I have three lists of nodes. sources, sinks, and pipes. there is a directed weighted graph from sources to pipes to sinks. Sources are only connected to pipes and pipes only to sinks. But sources are not directly connected to sinks. Pipes are zero-sum, meaning that the sum of the weights that come to each pipe from sources is equal to the sum of the edges that go from that pipe to sinks.
I would like to add the minimum number of edges to this graph from sinks back to sources so that sinks and sources also become zero-sum. I know this problem is np-complete I'm interested to see if there is any good polynomial approximation to this problem that would work in real life.
In simpler words: I have a list of sinks and sources. Each sink has a negative number and each source has a positive number so that the sum of all the numbers in the nodes of the graph are zero(no edges so far).

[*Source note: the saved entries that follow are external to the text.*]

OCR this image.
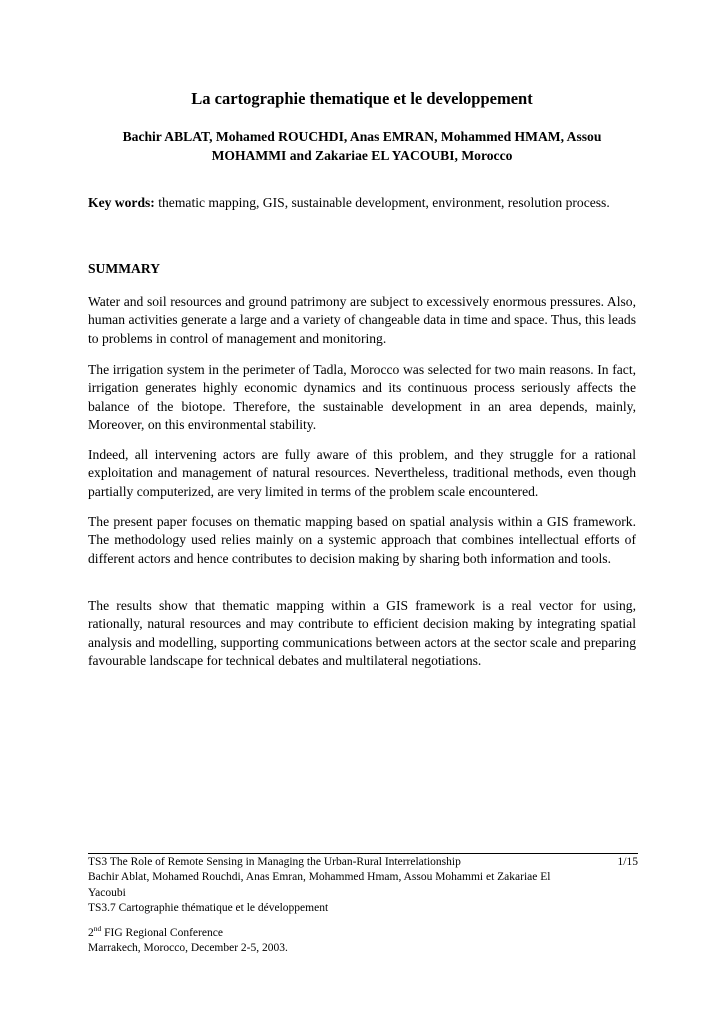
La cartographie thematique et le developpement
Bachir ABLAT, Mohamed ROUCHDI, Anas EMRAN, Mohammed HMAM, Assou
MOHAMMI and Zakariae EL YACOUBI, Morocco

Key words: thematic mapping, GIS, sustainable development, environment, resolution process.

SUMMARY

Water and soil resources and ground patrimony are subject to excessively enormous pressures. Also, human activities generate a large and a variety of changeable data in time and space. Thus, this leads to problems in control of management and monitoring.

The irrigation system in the perimeter of Tadla, Morocco was selected for two main reasons. In fact, irrigation generates highly economic dynamics and its continuous process seriously affects the balance of the biotope. Therefore, the sustainable development in an area depends, mainly, Moreover, on this environmental stability.

Indeed, all intervening actors are fully aware of this problem, and they struggle for a rational exploitation and management of natural resources. Nevertheless, traditional methods, even though partially computerized, are very limited in terms of the problem scale encountered.

The present paper focuses on thematic mapping based on spatial analysis within a GIS framework. The methodology used relies mainly on a systemic approach that combines intellectual efforts of different actors and hence contributes to decision making by sharing both information and tools.

The results show that thematic mapping within a GIS framework is a real vector for using, rationally, natural resources and may contribute to efficient decision making by integrating spatial analysis and modelling, supporting communications between actors at the sector scale and preparing favourable landscape for technical debates and multilateral negotiations.

TS3 The Role of Remote Sensing in Managing the Urban-Rural Interrelationship	1/15
Bachir Ablat, Mohamed Rouchdi, Anas Emran, Mohammed Hmam, Assou Mohammi et Zakariae El Yacoubi
TS3.7 Cartographie thématique et le développement
2nd FIG Regional Conference
Marrakech, Morocco, December 2-5, 2003.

I would like to add the minimum number of edges to this graph so that the sum of the weights of the edges going out/in to each node becomes equal to the number on that node.
Example:
Given:
a0: 3
a1: 1
a2: 5
b0: -2
b1: -5
b2: -2
We get to:
a0-b0: 2
a0-b2: 1
a1-b2: 1
a2-b1: 5
Check of correctness:
a0: 3 = 2+1
a1: 1 = 1
a2: 5 = 5
b0: -2 = -2
b1: -5 = -5
b2: -2 = -1 + -1
This gives a sub-optimum solution with less than n-1 edges.